Sete mandados de busca e apreensão, expedidos pela Justiça Estadual, foram cumpridos na capital maranhense, no Rio de Janeiro e na cidade paulista de São José dos Campos.

Em São Luís, segundo a PF, foram cumpridos três mandados, sendo um no próprio Porto, outro na residência do coordenador de projetos da Emap e um terceiro na casa do diretor de engenharia do órgão.

A Justiça determinou, ainda, a proibição de acesso ou frequência do coordenador e do diretor à Emap, bem como a suspensão do exercício de suas funções públicas pelo prazo de 90 dias.

Em São José dos Campos, foram cumpridos três mandados, sendo um na empresa Fotogeo e dois na residência de seus sócios. No Rio, o alvo foi a Empresa Jan de Nul.

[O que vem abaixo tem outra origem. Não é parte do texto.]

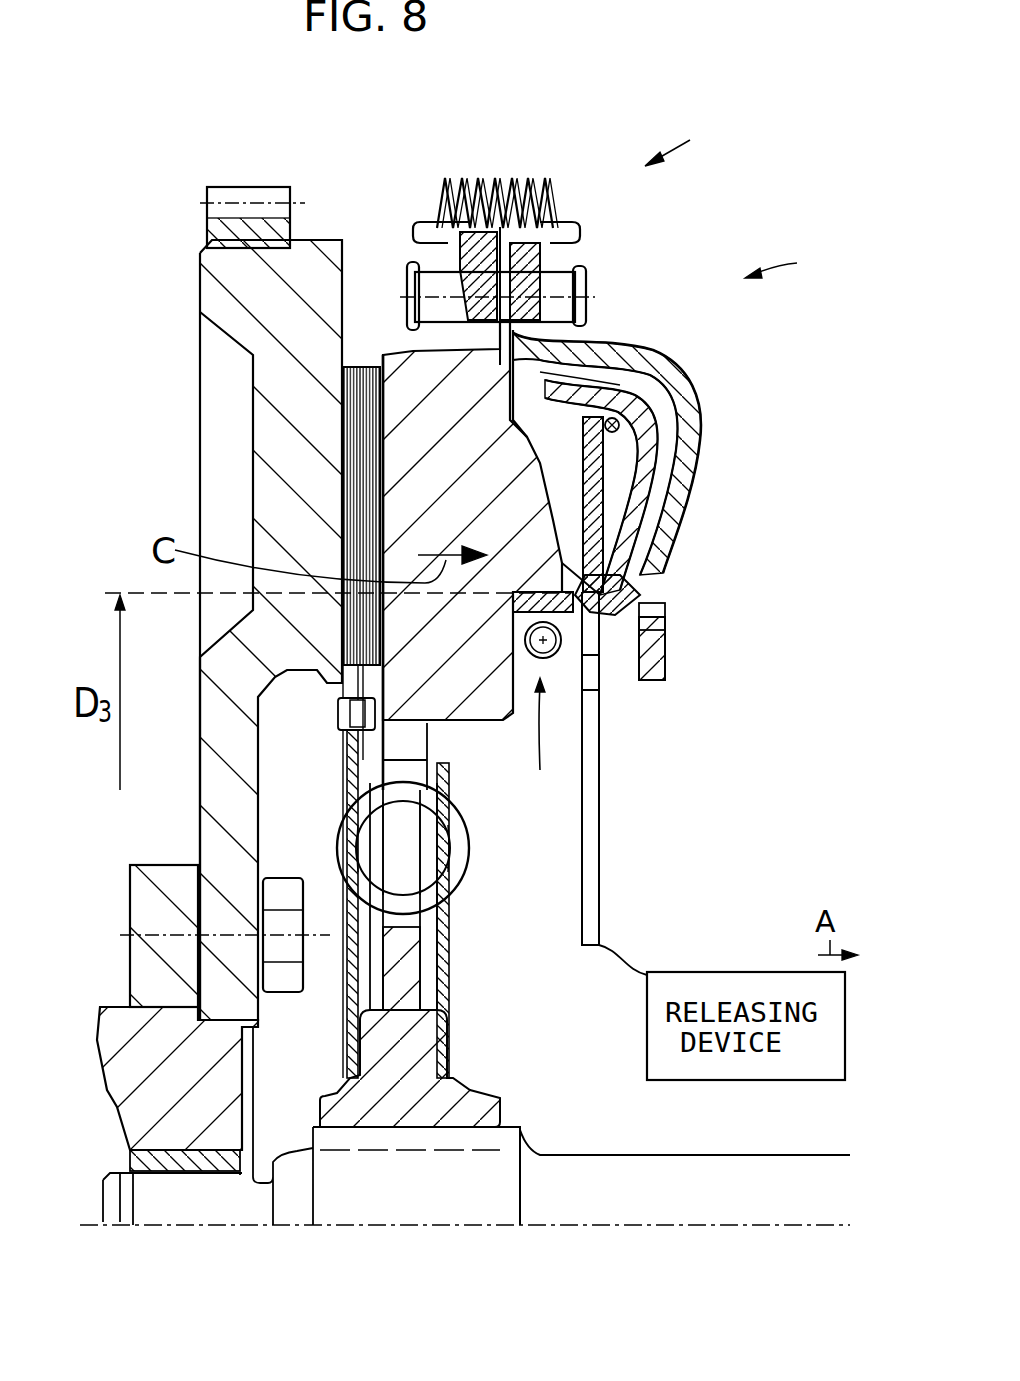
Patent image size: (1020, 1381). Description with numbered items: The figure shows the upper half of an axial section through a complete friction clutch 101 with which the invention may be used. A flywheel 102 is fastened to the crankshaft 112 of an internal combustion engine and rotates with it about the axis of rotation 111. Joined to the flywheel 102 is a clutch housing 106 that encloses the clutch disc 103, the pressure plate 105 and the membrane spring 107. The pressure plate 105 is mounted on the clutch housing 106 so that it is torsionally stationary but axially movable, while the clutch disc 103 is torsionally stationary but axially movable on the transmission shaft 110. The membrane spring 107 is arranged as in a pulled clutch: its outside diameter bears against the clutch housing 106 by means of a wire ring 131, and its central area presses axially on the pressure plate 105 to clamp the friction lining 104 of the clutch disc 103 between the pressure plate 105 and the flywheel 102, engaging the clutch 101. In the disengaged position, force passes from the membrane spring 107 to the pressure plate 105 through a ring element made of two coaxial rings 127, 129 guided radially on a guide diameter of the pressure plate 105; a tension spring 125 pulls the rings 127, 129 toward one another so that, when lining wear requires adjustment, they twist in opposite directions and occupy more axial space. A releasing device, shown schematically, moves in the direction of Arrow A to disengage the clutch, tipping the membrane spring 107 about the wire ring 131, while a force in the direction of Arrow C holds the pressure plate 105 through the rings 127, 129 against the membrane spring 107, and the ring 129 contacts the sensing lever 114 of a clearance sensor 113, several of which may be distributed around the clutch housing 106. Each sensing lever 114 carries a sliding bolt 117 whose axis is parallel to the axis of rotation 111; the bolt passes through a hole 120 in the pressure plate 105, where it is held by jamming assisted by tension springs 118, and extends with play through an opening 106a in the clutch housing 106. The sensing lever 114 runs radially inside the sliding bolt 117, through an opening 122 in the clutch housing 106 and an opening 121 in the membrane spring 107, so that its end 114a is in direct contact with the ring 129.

The friction clutch 101 is at (695, 138).
The flywheel 102 is at (230, 273).
The clutch disc 103 is at (306, 770).
The friction lining 104 is at (385, 480).
The pressure plate 105 is at (427, 365).
The clutch housing 106 is at (657, 656).
The opening 106a is at (637, 347).
The membrane spring 107 is at (663, 568).
The transmission shaft 110 is at (745, 1215).
The axis of rotation 111 is at (523, 1218).
The crankshaft 112 is at (147, 953).
The clearance sensor 113 is at (797, 264).
The sensing lever 114 is at (693, 421).
The end 114a is at (647, 609).
The sliding bolt 117 is at (525, 311).
The tension springs 118 is at (483, 177).
The hole 120 is at (585, 285).
The opening 121 is at (593, 650).
The opening 122 is at (660, 481).
The tension spring 125 is at (547, 663).
The ring 127 is at (610, 602).
The ring 129 is at (652, 631).
The wire ring 131 is at (622, 420).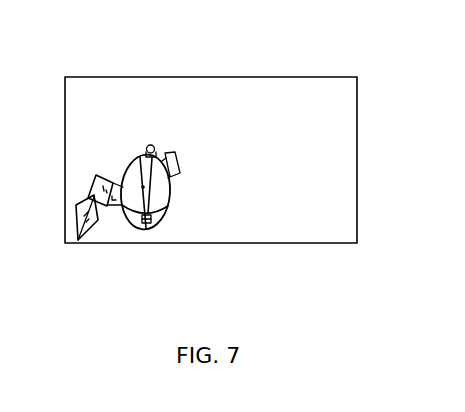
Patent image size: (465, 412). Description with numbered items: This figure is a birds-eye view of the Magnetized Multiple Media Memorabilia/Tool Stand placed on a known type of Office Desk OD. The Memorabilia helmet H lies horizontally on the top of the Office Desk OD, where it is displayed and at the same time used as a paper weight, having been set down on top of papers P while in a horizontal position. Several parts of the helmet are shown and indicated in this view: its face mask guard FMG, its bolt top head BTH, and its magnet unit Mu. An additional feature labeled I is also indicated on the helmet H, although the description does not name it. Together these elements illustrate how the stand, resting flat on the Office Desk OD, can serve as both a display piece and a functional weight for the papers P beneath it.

The Office Desk OD is at (335, 168).
The Memorabilia helmet H is at (173, 185).
The bolt top head BTH is at (143, 187).
The inlet I is at (152, 150).
The magnet unit Mu is at (148, 221).
The face mask guard FMG is at (129, 233).
The papers P is at (78, 240).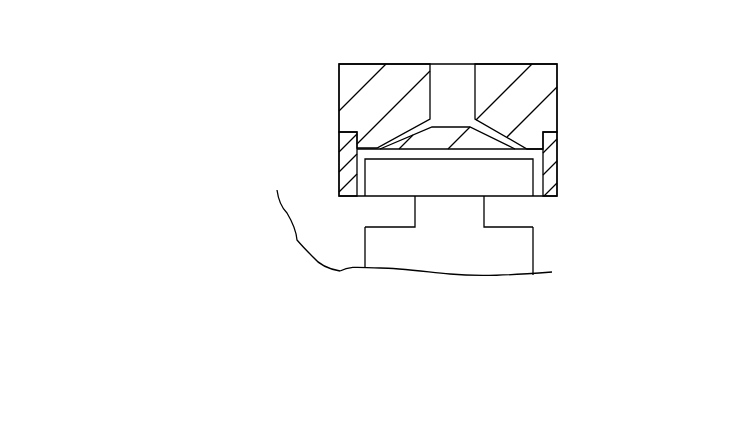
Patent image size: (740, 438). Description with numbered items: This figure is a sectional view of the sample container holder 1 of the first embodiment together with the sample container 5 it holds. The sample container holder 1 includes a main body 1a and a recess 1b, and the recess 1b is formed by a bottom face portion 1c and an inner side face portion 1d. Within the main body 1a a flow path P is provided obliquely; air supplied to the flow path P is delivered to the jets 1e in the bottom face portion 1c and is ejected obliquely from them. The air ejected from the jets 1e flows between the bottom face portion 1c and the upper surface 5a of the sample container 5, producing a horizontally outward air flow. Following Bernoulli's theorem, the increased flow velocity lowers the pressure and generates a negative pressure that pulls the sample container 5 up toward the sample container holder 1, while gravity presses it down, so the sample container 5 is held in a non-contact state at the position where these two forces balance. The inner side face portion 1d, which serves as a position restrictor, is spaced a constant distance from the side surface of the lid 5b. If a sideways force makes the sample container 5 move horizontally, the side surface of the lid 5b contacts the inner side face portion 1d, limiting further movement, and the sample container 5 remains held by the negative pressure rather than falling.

The sample container holder 1 is at (557, 64).
The main body 1a is at (547, 110).
The recess 1b is at (297, 242).
The bottom face portion 1c is at (350, 163).
The inner side face portion 1d is at (368, 158).
The jet 1e is at (381, 151).
The sample container 5 is at (500, 273).
The upper surface 5a is at (480, 163).
The lid 5b is at (487, 190).
The flow path P is at (450, 64).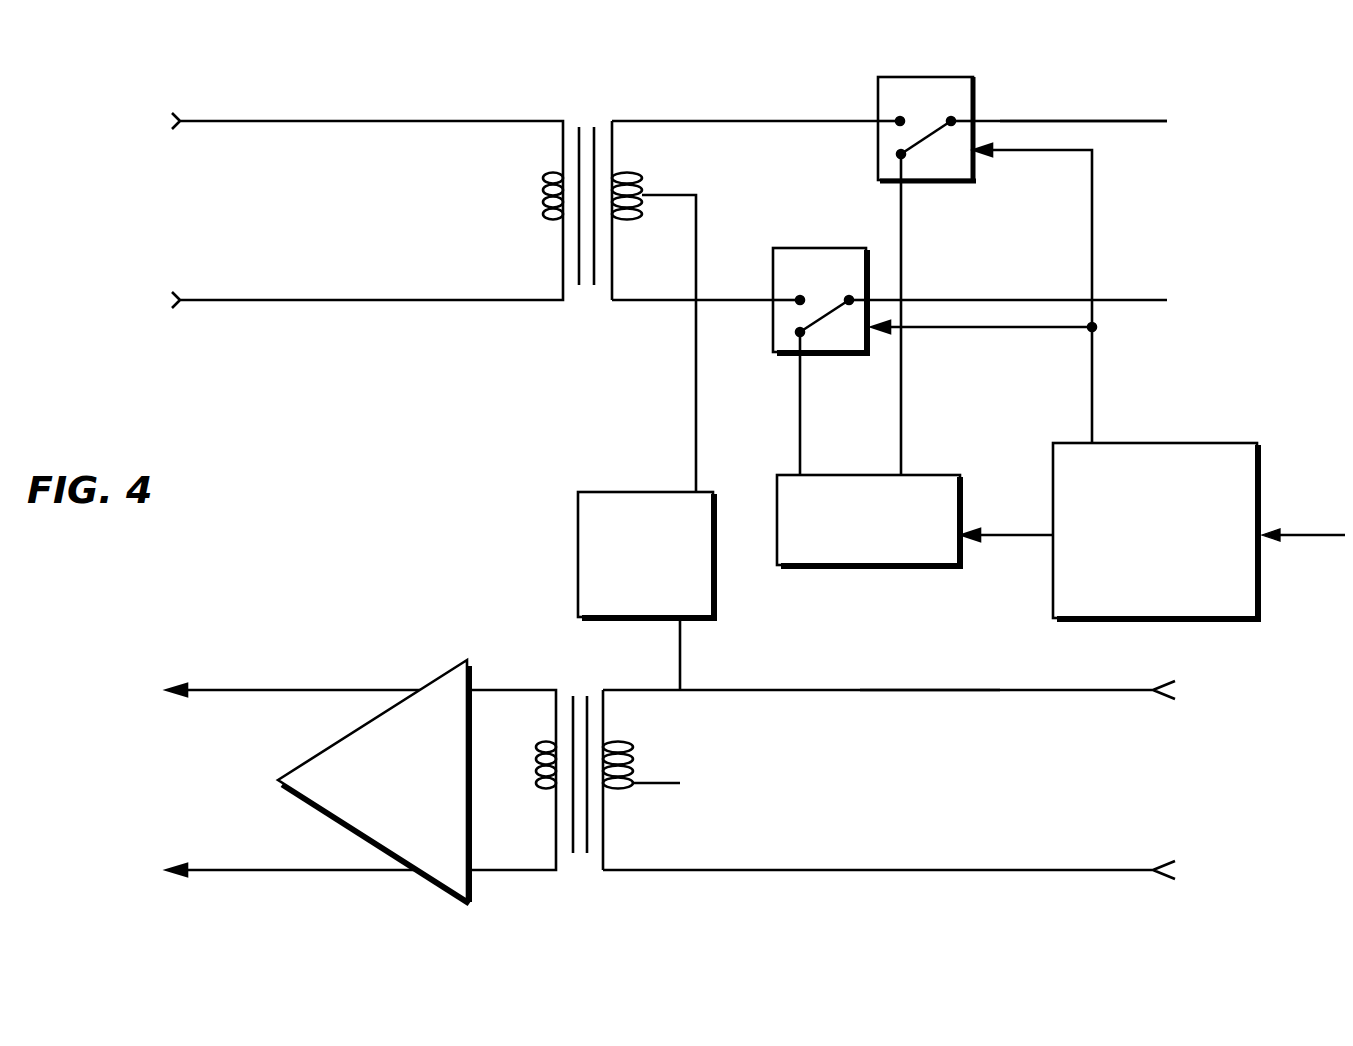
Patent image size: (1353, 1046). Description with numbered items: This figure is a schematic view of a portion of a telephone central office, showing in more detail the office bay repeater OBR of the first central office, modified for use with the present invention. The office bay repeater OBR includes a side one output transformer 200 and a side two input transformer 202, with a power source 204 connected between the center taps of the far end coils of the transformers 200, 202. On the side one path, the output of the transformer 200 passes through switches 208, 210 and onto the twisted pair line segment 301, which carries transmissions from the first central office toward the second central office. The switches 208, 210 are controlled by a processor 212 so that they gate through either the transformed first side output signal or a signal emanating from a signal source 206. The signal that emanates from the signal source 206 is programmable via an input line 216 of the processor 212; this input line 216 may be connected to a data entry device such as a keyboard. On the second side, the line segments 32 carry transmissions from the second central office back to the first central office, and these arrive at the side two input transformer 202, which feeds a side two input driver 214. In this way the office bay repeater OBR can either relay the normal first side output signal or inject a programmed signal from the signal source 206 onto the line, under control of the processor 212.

The side one output transformer 200 is at (593, 110).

A obra de dragagem de aprofundamento do P-100 ao P-104 do Porto de Itaqui foi executada pela empresa Jan de Nul do Brasil Dragagem Ltda. de 18/12/2014 a 13/3/2015, com o custo total de R$ 62.127.990,92. A fiscalização ficou a cargo da Empresa Fotogeo, com o custo de R$ 1.528.658,36.

Investigação

A investigação teve início com as declarações de um ex-funcionário da Emap. Ele afirmou que, apesar de ocupar a função de gerente de projetos, cargo no qual deveria acompanhar a execução da obra, o andamento da obra foi deliberadamente omitido, com o possível objetivo de ocultar fraudes.

A responsabilidade pela execução dos contratos (execução da obra e fiscalização) coube ao coordenador de projetos, enquanto que o gestor do contrato foi o diretor de engenharia do órgão.

O custo de mobilização/desmobilização da obra foi de R$ 32 milhões, enquanto que o custo da obra em si foi de R$ 28 milhões. Ou seja, o custo da mobilização/desmobilização foi superior ao da própria obra.

A Jan de Nul já foi citada em colaborações premiadas no contexto da Operação Lava-Jato, em fraudes similares pelo Brasil.

Considerando que os recursos empregados na obra são de origem estadual, segundo acórdão do Tribunal de Contas da União, a competência para julgamento dos fatos é da Justiça Estadual, responsável pelo deferimento dos mandados de busca no Porto de Itaqui, especificamente na EMAP e nas Empresas Fotogeo e Jano de Nul, além das residências do coordenador de Projetos e do diretor de Engenharia da EMAP, e dos sócios da Empresa Fotogeo.